Frasi e citazioni che mi hanno colpita…
- Più tardi i dottori avevano stabilito che il consumo prolungato ed eccessivo di alcol era stato la causa dei suoi vaneggiamenti. Ma Marc riteneva che fosse il contrario. Suo padre non si ubriacava mai quando fantasticava nel suo mondo virtuale, vivendoci per tutto il tempo. Era solo nei rari momenti di lucidità che si attaccava alla bottiglia, perché non riusciva a sopportare la consapevolezza della propria condizione.
- Nel momento stesso in cui saliva sull’auto […], Marc intuì che stava per commettere uno sbaglio. […]

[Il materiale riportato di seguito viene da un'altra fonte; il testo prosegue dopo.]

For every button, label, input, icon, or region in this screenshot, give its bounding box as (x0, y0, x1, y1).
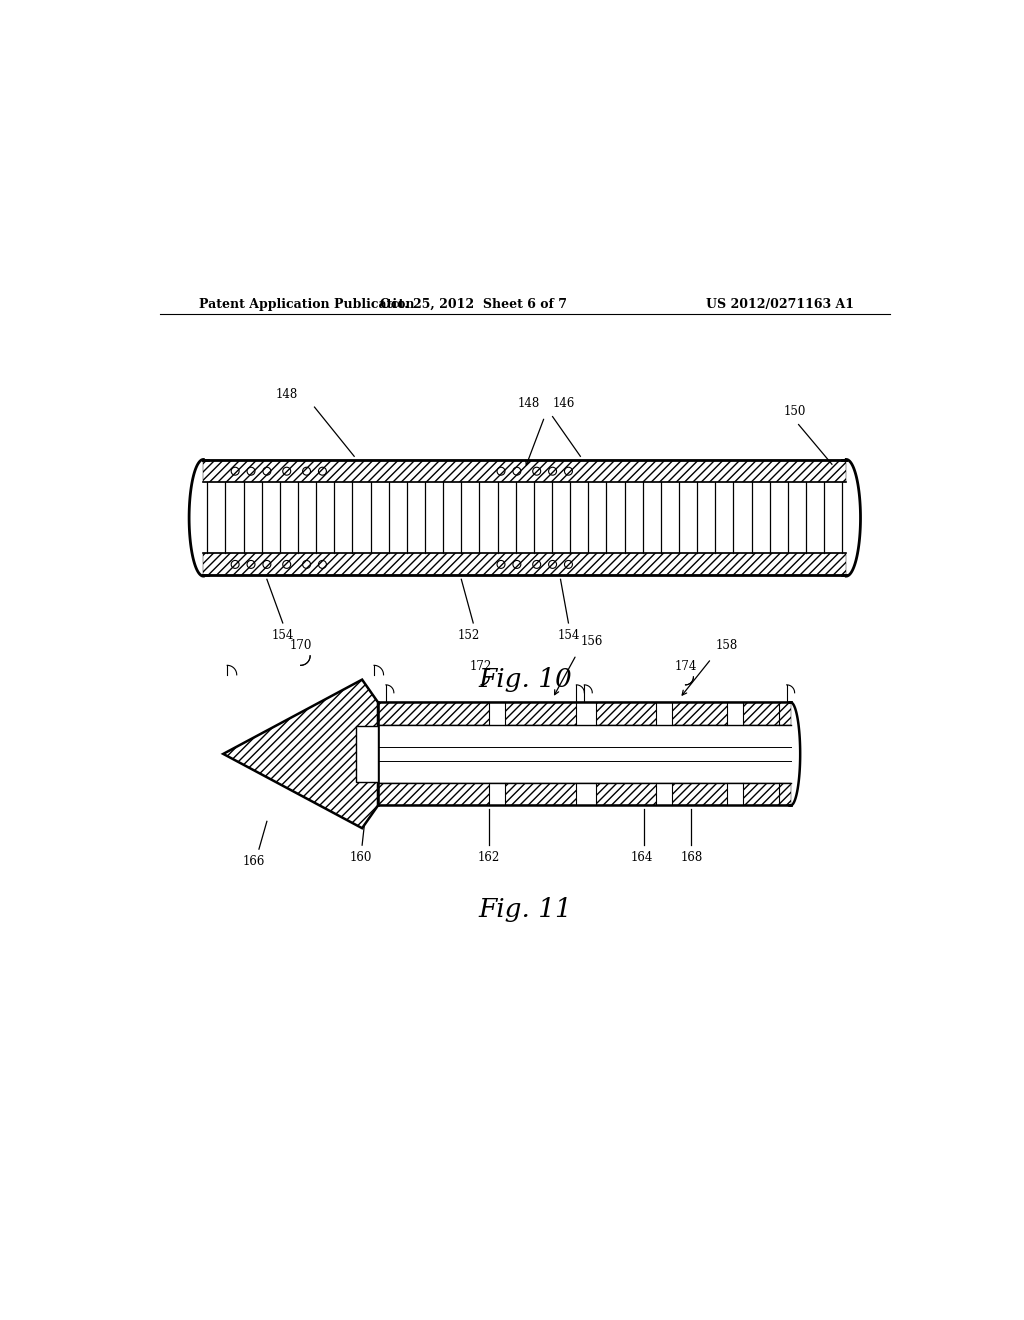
Bar (355, 726, 378, 783)
Text: 146: 146 (553, 397, 574, 411)
Bar (204, 461, 846, 482)
Text: 148: 148 (275, 388, 298, 401)
Bar (204, 461, 846, 576)
Text: 170: 170 (290, 639, 311, 652)
Text: 174: 174 (675, 660, 696, 673)
Text: 166: 166 (243, 854, 264, 867)
Text: 148: 148 (518, 397, 540, 411)
Text: Patent Application Publication: Patent Application Publication (200, 297, 415, 310)
Text: 152: 152 (458, 630, 480, 643)
Text: 164: 164 (631, 850, 653, 863)
Text: 156: 156 (581, 635, 603, 648)
Text: Fig. 10: Fig. 10 (478, 667, 571, 692)
Text: 158: 158 (715, 639, 737, 652)
Bar (577, 783, 596, 805)
Bar (204, 461, 846, 482)
Text: 160: 160 (349, 850, 372, 863)
Text: Oct. 25, 2012  Sheet 6 of 7: Oct. 25, 2012 Sheet 6 of 7 (380, 297, 566, 310)
Text: 172: 172 (470, 660, 493, 673)
Text: 154: 154 (271, 630, 294, 643)
Bar (378, 783, 791, 805)
Text: 150: 150 (783, 405, 806, 418)
Bar (378, 702, 791, 725)
Text: 168: 168 (680, 850, 702, 863)
Bar (489, 783, 505, 805)
Text: 162: 162 (478, 850, 500, 863)
Bar (577, 702, 596, 725)
Text: 154: 154 (557, 630, 580, 643)
Text: US 2012/0271163 A1: US 2012/0271163 A1 (707, 297, 854, 310)
Bar (378, 783, 791, 805)
Text: Fig. 11: Fig. 11 (478, 896, 571, 921)
Bar (204, 553, 846, 576)
Bar (204, 553, 846, 576)
Bar (727, 702, 743, 725)
Bar (727, 783, 743, 805)
Polygon shape (223, 680, 378, 828)
Bar (655, 783, 672, 805)
Bar (378, 702, 791, 725)
Bar (489, 702, 505, 725)
Bar (655, 702, 672, 725)
Bar (378, 702, 791, 805)
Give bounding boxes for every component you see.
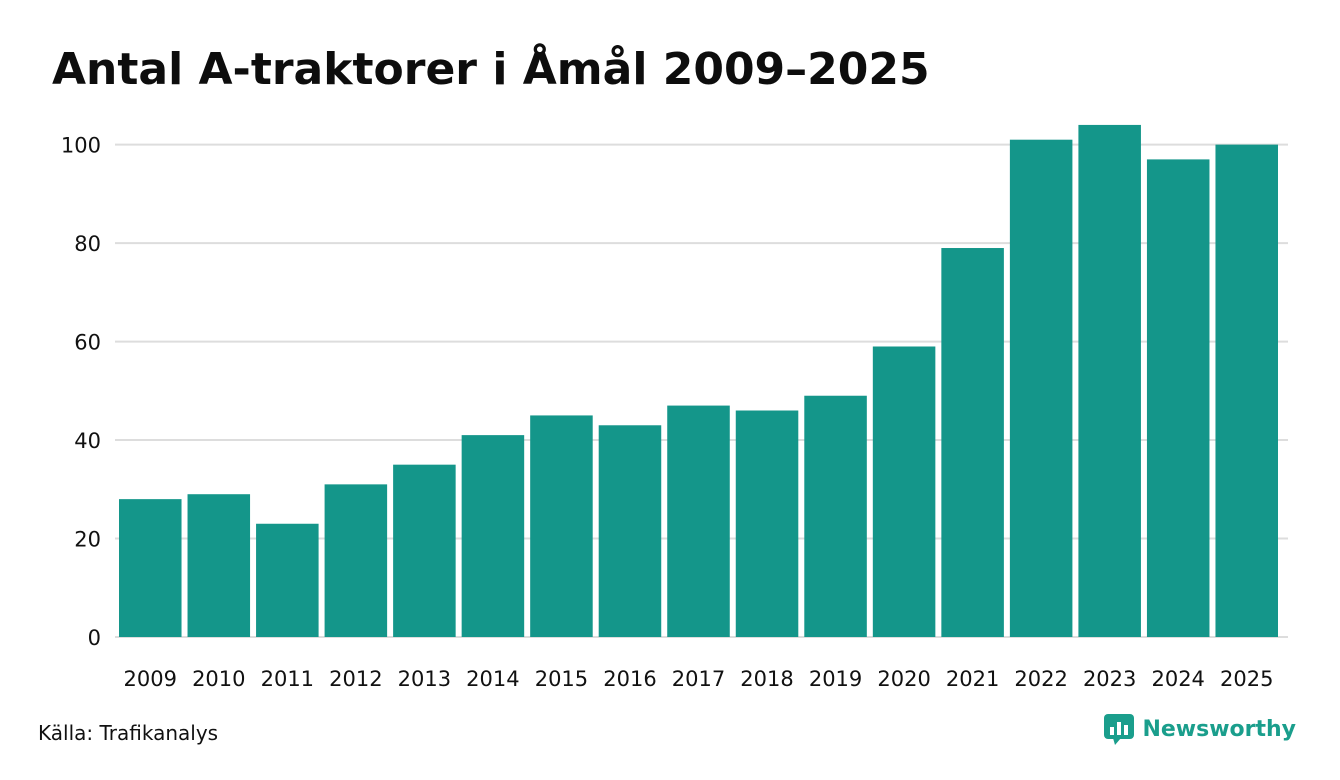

Se avesse potuto assistere al film della sua vita, avrebbe gridato verso lo schermo, esortando quel disgraziato a scelte più razionali: Chiama la polizia. Vai alla clinica, da Constantin. Chiedi aiuto a qualcuno che sia neutrale. Ma non seguire per nessun motivo quella donna! - Mi sento come una persona che ha ingoiato un magnete che invece di attrarre il metallo attira su di sé la follia. E ho come l’impressione che diventi più potente ogni minuto che passa.
- «La strada che ho dovuto percorrere […] è stata orribile, ma mi ha insegnato una cosa».
«Cosa?».
«Che la verità è spesso il contrario di quel che crediamo».
Anche per oggi è tutto, amici lettori: vi auguro di passare un buon fine settimana!